Here is a bound of this flavor. Hope this helps.
For each $k\ge 0$, the probability of an event of the form $\{X_1 =x_1,X_2=x_2,\dots,X_n=x_n\}$ where $x_i \in \{0,1\}$ and $\sum_{i=1}^n x_i = k$ has probability bounded above by $p^k$. This follows from the assumption by induction.
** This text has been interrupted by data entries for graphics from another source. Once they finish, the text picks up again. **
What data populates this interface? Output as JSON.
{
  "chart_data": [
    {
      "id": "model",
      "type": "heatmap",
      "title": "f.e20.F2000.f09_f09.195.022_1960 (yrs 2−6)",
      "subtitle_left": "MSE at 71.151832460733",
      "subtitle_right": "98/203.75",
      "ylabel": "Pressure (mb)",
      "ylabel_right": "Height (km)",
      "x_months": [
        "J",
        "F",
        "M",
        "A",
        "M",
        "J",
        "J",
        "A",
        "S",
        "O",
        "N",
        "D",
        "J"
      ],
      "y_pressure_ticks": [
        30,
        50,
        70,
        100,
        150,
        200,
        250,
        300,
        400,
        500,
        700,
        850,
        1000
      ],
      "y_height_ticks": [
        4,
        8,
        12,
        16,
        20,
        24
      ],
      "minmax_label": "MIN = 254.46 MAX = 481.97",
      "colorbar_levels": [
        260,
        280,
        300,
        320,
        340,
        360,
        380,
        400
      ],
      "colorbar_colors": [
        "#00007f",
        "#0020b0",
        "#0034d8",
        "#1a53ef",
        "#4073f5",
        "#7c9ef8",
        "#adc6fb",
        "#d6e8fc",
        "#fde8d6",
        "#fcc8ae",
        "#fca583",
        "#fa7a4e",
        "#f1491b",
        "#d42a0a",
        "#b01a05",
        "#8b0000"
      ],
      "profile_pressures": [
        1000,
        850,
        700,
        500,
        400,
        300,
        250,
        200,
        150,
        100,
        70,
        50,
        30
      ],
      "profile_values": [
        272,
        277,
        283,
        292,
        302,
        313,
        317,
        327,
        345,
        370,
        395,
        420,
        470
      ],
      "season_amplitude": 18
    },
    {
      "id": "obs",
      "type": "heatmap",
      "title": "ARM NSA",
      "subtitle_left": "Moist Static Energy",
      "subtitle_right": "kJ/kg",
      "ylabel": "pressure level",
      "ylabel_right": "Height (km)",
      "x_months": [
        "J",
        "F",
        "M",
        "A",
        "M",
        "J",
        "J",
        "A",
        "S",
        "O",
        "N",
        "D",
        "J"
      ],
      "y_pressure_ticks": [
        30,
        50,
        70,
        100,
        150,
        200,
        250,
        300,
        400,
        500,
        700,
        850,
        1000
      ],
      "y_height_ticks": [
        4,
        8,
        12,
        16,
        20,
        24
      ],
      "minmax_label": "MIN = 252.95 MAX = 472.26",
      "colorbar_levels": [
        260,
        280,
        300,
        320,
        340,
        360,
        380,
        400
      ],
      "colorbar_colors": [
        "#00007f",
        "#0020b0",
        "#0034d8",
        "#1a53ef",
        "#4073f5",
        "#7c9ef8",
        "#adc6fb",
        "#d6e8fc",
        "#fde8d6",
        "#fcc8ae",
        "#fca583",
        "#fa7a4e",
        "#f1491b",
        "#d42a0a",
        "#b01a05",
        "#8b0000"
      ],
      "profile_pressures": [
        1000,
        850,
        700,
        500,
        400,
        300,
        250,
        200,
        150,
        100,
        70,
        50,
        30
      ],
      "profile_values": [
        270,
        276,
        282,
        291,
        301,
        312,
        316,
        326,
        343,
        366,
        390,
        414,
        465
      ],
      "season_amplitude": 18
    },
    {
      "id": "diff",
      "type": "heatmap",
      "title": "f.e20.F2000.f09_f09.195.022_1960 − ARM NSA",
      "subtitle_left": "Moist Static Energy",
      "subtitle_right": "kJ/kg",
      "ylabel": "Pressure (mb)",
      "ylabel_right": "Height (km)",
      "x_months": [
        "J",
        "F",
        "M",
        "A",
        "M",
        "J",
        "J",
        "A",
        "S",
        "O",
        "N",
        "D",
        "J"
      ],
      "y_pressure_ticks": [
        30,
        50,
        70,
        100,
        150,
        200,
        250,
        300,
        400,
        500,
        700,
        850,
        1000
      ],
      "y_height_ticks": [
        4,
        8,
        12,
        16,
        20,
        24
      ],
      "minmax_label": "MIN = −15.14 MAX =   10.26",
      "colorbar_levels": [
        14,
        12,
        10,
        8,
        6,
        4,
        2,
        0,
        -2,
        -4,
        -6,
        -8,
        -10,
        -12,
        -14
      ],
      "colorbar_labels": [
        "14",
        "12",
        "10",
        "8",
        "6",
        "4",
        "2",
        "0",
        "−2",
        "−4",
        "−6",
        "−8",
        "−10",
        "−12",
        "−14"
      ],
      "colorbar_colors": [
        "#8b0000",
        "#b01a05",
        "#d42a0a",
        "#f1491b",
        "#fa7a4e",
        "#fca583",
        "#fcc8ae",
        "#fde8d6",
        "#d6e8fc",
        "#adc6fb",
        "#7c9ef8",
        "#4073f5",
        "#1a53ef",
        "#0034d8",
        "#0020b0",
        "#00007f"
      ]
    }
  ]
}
Let $S^X_n = \sum_{i\le n} X_i$. Then by the union bound,
$$P(S^X_n\ge k) \le \sum_{k\le j \le n} \binom{n}{j} p^j.$$
Now let $(Y_i:i\ge 1)$ be IID Bernoulli with mean $r=\frac{p}{1+p}\in (0,\frac 12)$, and let $S^Y_n =\sum_{i\le n} Y_i$. Observe that $p=\frac{r}{1-r}$. Then
\begin{align*}
P(S^X_n \ge k) &\le \sum_{k\le j \le n} \binom{n}{j}p^j \\
& = \sum_{k\le j \le n} \binom{n}{j} (\frac{r}{1-r})^j \\
& =(1-r)^{-n} \sum_{k\le j \le n} \binom{n}{j} (1-r)^{n-j} r^j \\
& = (1-r)^{-n} P(S^Y_n \ge k)\quad (*)
\end{align*}
This is true for any $k$, and you would normally choose $k=k(n)$. As can be seen from standard large deviations, the bound $(*)$ is not trivial (i.e. strictly less than $1$), provided $k=k(n)\ge cn$ where $c\in (0,1)$ depends on $r$ (note we excluded the trivial case $c=1$ for which the bound is trivially nontrivial...)
To find the smallest $c$, recall from large deviations that the rate function for Bernoulli with mean $r$ is $I(c) = c\ln \frac{r}{c}+(1-c)\ln \frac{1-r}{1-c}$, and so
$$ P(S^Y_n \ge \lceil cn \rceil)\le e^{-n I(c)},$$
and so the bound $(*)$ is non-trivial if $I(c)>\ln \frac{1}{1-r}$ (there exists such $c\in (0,1)$ because $I$ is continuous on this interval and $\lim_{c\nearrow 1} I(c) = \ln \frac {1}{r} > \ln \frac{1}{1-r}$.